- Education: Cornell University
- Occupation: breastfeeding advocate
- Years active: 1985 - present
- Organization(s): La Leche League International, International Board-Certified Lactation Consultant
- Known for: essay "Watch Your Language!"

= Diane Wiessinger =

American author and researcher

Diane Wiessinger is an American breastfeeding advocate, author and researcher who is known for her essay "Watch your language!", which asserts that breastfeeding is normal, not superior. The term "Wiessingerize" in the circles of breastfeeding advocates means to talk about breastfeeding as the norm to which other forms of nurturing and nourishing children is compared.

==Biography==
Diane Wiessinger received her Master of Science Degree in Ecology and Evolutionary Biology from Cornell University in 1978. She later married John Wiessinger and has two sons, Eric and Scott.

==Career==
Diane Wiessinger became a La Leche League Leader in 1985 and in 1990 she became an International Board Certified Lactation Consultant. In 1992 she opened her private lactation consultant practice.

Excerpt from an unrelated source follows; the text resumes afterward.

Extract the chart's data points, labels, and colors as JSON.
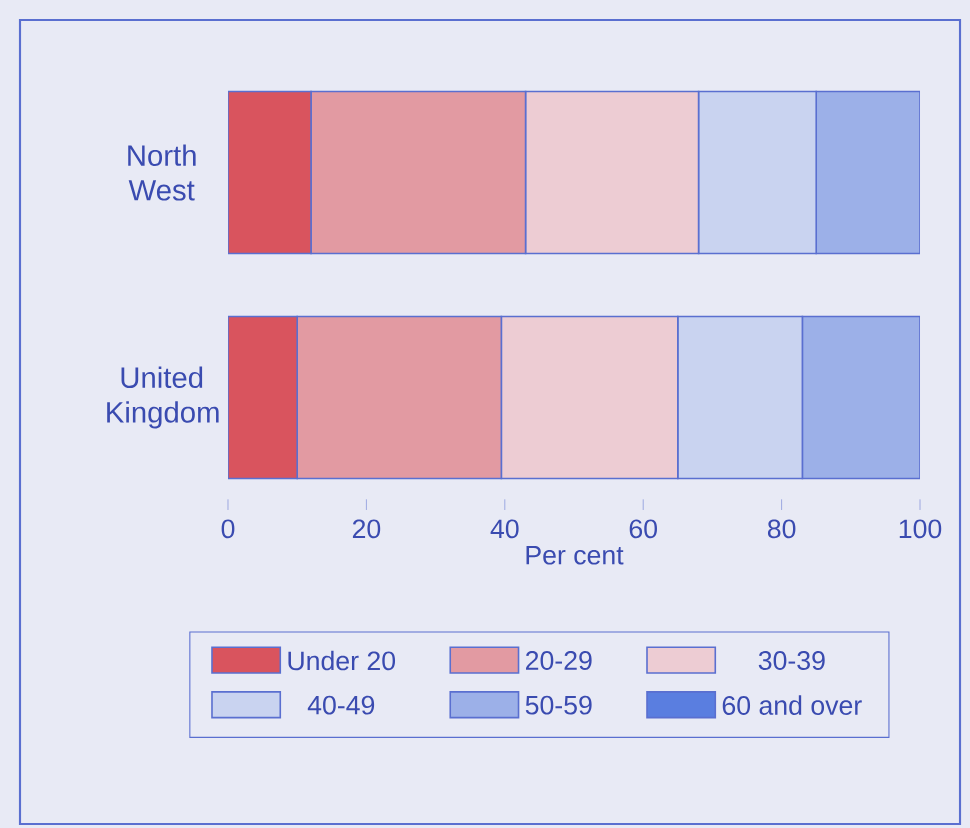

In 1996 Wiessinger wrote her seminal essay "Watch your language!", pioneering research into the language that is used to describe breastfeeding. More than a decade later her astute observations were backed up by academic research.

In her 2010 book with Diana West and Teresa Pitman for La Leche League International, The Womanly Art of Breastfeeding, 8th edition, Wiessinger, West, and Pitman re-wrote La Leche League International's landmark book about breastfeeding for the new millennial generation.

In her 2014 book with Diana West, Linda J. Smith, and Teresa Pitman for La Leche League International, Sweet Sleep: Nighttime and Naptime Strategies for the Breastfeeding Family, Wiessinger, West, Smith, and Pitman examined the risks and safety of bedsharing for breastfeeding mothers as a strategy to improve breastfeeding outcomes, and provided strategies to make bedsharing safer and easier.